Entre 1957 et 1996, Franquin publiera plus de 900 planches de Gaston Lagaffe dans le journal Spirou et en albums, renouvelant le ton de la BD franco-belge. Il faut dire que ce personnage détonne dans un univers dominé par des Lucky Luke, Gil Jourdan et autres Buck Danny… Enfermé dans cette vie de bureau trop étroite qu’il bouscule en y invitant animaux, inventions, détournements d’objets et catastrophes en tout genre, Gaston fait imploser le décor de la rédaction. Ce petit théâtre de la vie ordinaire s’épaissit progressivement de gags en tout genre dans lesquels Gaston donne une vision du monde singulière  : il campe dans son époque, sensible à l’environnement et à la préservation du monde qui l’entoure. S’il apporte de la fantaisie, le personnage de Gaston n’en est pas moins une œuvre charnière dans l’histoire du 9e art.

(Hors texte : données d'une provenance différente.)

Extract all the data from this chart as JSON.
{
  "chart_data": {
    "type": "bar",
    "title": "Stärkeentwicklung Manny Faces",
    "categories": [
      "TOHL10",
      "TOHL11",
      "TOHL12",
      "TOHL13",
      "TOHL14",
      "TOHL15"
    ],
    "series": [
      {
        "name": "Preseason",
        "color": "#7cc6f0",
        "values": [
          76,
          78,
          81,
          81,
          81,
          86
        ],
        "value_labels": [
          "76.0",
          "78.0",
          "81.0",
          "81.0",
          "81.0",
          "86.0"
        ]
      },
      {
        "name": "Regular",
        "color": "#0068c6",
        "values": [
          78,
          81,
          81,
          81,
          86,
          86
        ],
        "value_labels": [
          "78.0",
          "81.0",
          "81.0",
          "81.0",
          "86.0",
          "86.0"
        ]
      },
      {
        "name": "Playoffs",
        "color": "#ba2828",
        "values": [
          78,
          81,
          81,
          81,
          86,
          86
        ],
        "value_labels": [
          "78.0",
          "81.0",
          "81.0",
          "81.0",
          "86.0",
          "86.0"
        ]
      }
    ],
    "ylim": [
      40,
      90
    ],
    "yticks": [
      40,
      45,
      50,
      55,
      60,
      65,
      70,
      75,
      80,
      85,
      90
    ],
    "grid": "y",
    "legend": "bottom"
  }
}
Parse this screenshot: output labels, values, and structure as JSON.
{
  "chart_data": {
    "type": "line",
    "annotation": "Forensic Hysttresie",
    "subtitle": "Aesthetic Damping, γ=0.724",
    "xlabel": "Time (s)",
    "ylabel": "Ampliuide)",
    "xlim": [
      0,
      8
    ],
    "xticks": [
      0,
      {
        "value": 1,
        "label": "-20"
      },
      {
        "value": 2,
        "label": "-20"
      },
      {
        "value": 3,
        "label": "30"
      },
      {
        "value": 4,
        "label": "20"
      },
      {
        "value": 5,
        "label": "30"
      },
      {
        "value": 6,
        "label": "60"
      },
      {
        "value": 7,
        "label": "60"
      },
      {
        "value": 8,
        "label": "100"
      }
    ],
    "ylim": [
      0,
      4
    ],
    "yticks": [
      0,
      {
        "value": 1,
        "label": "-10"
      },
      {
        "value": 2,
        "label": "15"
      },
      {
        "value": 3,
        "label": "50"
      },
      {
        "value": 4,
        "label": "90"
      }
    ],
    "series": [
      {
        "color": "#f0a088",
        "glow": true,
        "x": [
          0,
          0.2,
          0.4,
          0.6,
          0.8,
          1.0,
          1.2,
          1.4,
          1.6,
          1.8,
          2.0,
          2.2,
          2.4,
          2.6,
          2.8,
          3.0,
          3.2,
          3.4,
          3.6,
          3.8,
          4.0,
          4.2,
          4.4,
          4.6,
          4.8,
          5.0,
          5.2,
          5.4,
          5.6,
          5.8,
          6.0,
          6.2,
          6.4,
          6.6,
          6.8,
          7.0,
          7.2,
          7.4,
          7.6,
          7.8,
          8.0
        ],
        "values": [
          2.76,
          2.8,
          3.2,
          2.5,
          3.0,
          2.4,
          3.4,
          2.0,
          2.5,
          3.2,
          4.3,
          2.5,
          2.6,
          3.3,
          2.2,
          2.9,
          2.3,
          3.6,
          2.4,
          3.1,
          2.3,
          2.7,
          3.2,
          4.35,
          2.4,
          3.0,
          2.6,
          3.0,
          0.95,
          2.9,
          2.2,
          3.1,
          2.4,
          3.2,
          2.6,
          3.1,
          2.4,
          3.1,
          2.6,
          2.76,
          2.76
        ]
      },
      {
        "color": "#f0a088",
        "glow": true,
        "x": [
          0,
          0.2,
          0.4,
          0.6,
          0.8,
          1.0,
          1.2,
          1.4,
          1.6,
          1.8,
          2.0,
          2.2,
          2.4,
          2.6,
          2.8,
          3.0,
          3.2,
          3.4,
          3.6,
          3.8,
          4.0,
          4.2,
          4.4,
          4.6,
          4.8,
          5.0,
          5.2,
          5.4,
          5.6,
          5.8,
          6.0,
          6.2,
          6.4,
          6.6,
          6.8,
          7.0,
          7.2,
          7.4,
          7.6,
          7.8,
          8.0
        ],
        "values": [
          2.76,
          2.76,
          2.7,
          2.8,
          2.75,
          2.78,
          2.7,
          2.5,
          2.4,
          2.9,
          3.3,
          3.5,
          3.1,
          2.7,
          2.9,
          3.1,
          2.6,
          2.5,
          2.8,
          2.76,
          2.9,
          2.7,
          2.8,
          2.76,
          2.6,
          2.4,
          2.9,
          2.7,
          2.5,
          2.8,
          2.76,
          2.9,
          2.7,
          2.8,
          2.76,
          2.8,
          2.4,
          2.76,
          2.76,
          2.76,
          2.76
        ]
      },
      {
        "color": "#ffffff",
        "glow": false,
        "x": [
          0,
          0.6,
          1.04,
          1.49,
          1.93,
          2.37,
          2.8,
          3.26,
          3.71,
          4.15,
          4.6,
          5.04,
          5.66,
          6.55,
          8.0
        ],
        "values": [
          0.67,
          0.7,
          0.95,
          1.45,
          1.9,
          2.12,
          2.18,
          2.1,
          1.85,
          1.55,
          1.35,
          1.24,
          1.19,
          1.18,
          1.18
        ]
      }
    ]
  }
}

Plus que tout autre, cet antihéros par excellence s’est construit au gré des mutations des années 1950, 1960 et 1970 : pacifisme ambiant, début de l’écologie, années beatniks, antimilitarisme, avènement de la publicité, évolutions du monde du travail, relations hommes-femmes, consumérisme, valeurs individuelles, rejet de l’autorité… Au-delà des gaffes qui ont fait sa réputation, se dessine un Gaston Lagaffe subversif, frondeur ou militant écologique. Une personnalité et des caractéristiques qui ne sont pas sans évoquer certains des traits d’André Franquin, qui joue constamment avec son personnage et puise dans une part de son existence matière à créer et à dessiner. En le créant, Franquin s’est offert un moyen de dénoncer toutes les choses qui l’insupportaient, et un bel espace de liberté. Gaston lui permettait en effet de créer un univers peuplé d’animaux invraisemblables (le chat, la mouette rieuse) et de personnages pittoresques comme la pétulante M’oiselle Jeanne, Monsieur De Mesmaeker, l’homme d’affaires qui tente en vain de signer des contrats, l’agent Longtarin, Prunelle, ses amis Bertrand Labévue et Jules-de-chez-Smith-en-face…Contrairement aux séries comme Astérix, Lucky Luke, Blake et Mortimer… relancées par leurs éditeurs, Gaston est, comme Tintin, l’un des rares personnages dont la vie s’est arrêtée, à ce jour, avec le décès de leur créateur. Mais elle résiste au temps, tant les traits de caractère sont intemporels. Soixante ans plus tard, Gaston est encore l’une des BD les plus lues par les lecteurs de tous âges.

À 60 ans, Gaston reprend des couleurs

Nouvelle consécration pour le 9e art. Après «  Tintin  » au Grand Palais, Gaston Lagaffe a, pour ses 60 ans, investi le Centre Georges-Pompidou, pour une exposition unique, proposée au sein de la Bibliothèque publique d’information (BPI) du musée jusqu’au 10 avril. L’exposition propose aux visiteurs des planches originales, des dessins inédits, des photographies et des inventions en tout genre pour (re)découvrir le gaffeur de Franquin. Elle pose un regard neuf sur l’importance de ce personnage qui aura entraîné son créateur bien au-delà de la bande dessinée jeunesse. L’exposition s’inscrit en écho au programme éditorial de l’anniversaire du personnage porté par les éditions Dupuis, dont le point d’orgue est l’édition spéciale au tirage limité de la série Gaston en 22 volumes, avec des couleurs restaurées.